Disk IO high and thread switching over high performance voltage measurement case studies

Source: Internet
Author: User
Tags switches

Case phenomenon:

When the pressure test, found a request pressure 80tps, the CPU occupied is very high (24-core machine, each CPU occupation rate of the total soared to more than 80%), and set the checkpoint did not have any error.

1. The top command is as follows:

2, understand the background to implement the logic: The general is such: after the server received the request, will be another KV server request data, take back the data, according to the user's machine code to do personalized operation, and finally return the results to the client, during the output some debug log.

Check the next, the KV server is normal, the description is the problem of the native service server. Specifically, use the Vmstat command to see where the anomaly is.

3, it can be seen intuitively, Bi, Bo, in, CS the values of the four items are very high, according to experience, BI and bo for disk IO-related, in and CS on behalf of the system process-related. One solution, first look at IO.

4, with the iostat–x command to read the disk read and write, sure enough, the disk slowly to block the dead.

5, read the next process, only write log operation can cause frequent read and write disk. Decisively close log. Re-crackdown on the test.

6, Bi and Bo down to normal, indicating that the disk problem solved. But the number of context switches actually reached 400,000 times per second! It's horrible.

7, only know that the number of context switches is very large, how to know which processes to switch between?

a script was searched on the internet, which was used to count the top20 of the process switching in a given time and print it out.

#! /usr/bin/Env stap##GlobalCsw_countGlobalidle_countprobe Scheduler.cpu_off {csw_count[task_prev, Task_next]++Idle_count+=idle}function fmt_task (Task_prev, task_next) {returnsprintf"%s (%d)->%s (%d)", Task_execname (Task_prev), Task_pid (Task_prev), Task_execname (Task_next), Task_pid (Task_next))} function Print_cswtop () {printf ("%45s%10s\n","Context Switch","COUNT")foreach([Task_prev, Task_next]inchCsw_count-limit -) {printf ("%45s%10d\n", Fmt_task (Task_prev, Task_next), Csw_count[task_prev, Task_next])} printf ("%45s%10d\n","Idle", Idle_count) Delete Csw_countdelete idle_count}probe timer.s ($1) {print_cswtop () printf ("--------------------------------------------------------------\ n")}

After saving to CS.STP, execute with STAP CSWMON.STP 5 command.
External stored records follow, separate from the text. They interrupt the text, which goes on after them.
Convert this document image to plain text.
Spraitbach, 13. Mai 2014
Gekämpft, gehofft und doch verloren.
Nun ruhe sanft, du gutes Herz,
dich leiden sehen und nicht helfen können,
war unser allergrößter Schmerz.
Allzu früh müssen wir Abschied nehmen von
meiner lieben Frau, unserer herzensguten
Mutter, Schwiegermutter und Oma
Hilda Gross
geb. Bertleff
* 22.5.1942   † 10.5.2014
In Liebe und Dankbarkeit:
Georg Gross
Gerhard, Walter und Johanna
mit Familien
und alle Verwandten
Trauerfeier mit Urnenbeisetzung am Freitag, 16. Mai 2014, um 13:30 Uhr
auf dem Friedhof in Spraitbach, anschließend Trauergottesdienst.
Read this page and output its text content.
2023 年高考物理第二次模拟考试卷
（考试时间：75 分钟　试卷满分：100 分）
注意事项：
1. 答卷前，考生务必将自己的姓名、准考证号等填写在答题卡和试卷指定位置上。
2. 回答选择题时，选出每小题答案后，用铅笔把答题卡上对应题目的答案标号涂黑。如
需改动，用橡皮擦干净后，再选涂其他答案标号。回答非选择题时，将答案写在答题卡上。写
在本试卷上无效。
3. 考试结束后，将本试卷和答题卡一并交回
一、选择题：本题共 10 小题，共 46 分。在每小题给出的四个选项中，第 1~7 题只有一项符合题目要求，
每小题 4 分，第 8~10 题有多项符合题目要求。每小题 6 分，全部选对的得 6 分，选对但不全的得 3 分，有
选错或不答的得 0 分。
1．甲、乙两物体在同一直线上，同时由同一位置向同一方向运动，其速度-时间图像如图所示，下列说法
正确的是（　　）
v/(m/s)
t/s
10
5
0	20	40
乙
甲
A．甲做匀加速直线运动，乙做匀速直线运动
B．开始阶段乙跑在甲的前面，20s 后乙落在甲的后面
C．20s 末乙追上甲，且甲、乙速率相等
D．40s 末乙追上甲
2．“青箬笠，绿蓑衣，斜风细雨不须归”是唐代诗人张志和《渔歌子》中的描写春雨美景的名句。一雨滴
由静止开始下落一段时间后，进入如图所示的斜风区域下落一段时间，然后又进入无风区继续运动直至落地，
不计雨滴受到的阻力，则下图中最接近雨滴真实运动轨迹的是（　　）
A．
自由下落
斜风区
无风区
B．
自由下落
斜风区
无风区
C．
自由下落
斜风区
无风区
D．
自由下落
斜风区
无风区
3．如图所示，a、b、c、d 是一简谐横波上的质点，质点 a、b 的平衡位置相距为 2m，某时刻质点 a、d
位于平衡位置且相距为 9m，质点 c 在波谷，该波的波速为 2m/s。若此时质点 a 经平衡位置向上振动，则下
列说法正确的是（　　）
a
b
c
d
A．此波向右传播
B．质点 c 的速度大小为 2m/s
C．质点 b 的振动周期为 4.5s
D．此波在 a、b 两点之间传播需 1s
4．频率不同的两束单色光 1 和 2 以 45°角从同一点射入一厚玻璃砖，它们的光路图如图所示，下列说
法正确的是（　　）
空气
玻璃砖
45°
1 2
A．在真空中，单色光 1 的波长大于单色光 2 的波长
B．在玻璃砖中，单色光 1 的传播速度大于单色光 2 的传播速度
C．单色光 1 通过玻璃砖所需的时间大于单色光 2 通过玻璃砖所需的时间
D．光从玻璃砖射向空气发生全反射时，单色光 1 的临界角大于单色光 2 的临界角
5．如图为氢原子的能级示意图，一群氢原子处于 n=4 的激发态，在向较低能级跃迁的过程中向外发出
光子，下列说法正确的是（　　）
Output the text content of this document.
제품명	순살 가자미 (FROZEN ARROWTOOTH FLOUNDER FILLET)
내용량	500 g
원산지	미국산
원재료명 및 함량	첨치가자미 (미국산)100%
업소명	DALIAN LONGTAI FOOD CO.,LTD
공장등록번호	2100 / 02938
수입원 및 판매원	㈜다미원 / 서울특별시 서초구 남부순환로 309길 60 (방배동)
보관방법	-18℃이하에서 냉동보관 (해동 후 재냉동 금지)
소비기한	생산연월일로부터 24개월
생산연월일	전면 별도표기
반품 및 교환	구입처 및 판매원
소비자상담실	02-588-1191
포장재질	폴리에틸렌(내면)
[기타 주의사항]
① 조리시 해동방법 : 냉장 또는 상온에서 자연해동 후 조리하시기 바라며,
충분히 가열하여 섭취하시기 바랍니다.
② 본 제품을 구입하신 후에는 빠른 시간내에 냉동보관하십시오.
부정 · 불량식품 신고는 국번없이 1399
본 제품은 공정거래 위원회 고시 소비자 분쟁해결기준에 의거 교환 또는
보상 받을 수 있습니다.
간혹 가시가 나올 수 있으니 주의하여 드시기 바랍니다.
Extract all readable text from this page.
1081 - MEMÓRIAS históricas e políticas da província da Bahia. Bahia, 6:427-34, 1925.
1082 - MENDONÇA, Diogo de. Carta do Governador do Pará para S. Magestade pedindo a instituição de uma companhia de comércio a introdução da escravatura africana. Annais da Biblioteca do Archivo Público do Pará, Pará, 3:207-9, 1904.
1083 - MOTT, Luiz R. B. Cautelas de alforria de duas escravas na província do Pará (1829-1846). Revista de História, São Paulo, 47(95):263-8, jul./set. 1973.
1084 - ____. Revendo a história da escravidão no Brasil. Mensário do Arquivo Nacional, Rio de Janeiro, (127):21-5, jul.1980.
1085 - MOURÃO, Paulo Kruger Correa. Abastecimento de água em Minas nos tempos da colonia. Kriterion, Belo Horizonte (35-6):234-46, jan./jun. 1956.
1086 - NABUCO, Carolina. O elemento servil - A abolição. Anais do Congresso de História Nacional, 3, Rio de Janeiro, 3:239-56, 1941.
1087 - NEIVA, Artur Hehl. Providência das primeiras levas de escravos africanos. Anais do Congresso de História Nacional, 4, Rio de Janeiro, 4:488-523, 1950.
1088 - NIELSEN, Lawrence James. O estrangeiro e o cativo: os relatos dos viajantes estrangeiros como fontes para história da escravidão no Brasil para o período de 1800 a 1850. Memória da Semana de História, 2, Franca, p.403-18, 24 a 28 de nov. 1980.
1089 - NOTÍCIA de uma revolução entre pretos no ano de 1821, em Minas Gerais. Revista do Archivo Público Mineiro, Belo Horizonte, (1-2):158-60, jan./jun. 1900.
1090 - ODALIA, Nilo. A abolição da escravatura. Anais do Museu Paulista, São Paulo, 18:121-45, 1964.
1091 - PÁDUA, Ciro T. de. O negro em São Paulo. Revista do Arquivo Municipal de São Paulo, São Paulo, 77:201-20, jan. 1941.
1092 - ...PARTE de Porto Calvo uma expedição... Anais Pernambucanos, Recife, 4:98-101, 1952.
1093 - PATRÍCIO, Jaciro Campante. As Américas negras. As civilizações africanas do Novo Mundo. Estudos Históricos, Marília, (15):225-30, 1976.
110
8, the discovery is the discover process in the repeated and the system process to switch. This consumes a lot of resources.

9, from the online search for some of the ways to reduce the switching process:

The development was then changed: the number of threads was doubled and controlled in a process.

Re-suppressed a bit. The number of context switches was found to be reduced to about 250,000 times.

The performance data at this time can reach about 260 times per second, much higher than the previous 80 times. Have reached the need to go live.

However, due to the high number of page break books and context switches, it is necessary to optimize the following

Disk IO high and thread switching over high performance voltage measurement case studies

Contact Us

The content source of this page is from Internet, which doesn't represent Alibaba Cloud's opinion; products and services mentioned on that page don't have any relationship with Alibaba Cloud. If the content of the page makes you feel confusing, please write us an email, we will handle the problem within 5 days after receiving your email.

If you find any instances of plagiarism from the community, please send an email to: info-contact@alibabacloud.com and provide relevant evidence. A staff member will contact you within 5 working days.

A Free Trial That Lets You Build Big!

Start building with 50+ products and up to 12 months usage for Elastic Compute Service

  • Sales Support

    1 on 1 presale consultation

  • After-Sales Support

    24/7 Technical Support 6 Free Tickets per Quarter Faster Response

  • Alibaba Cloud offers highly flexible support services tailored to meet your exact needs.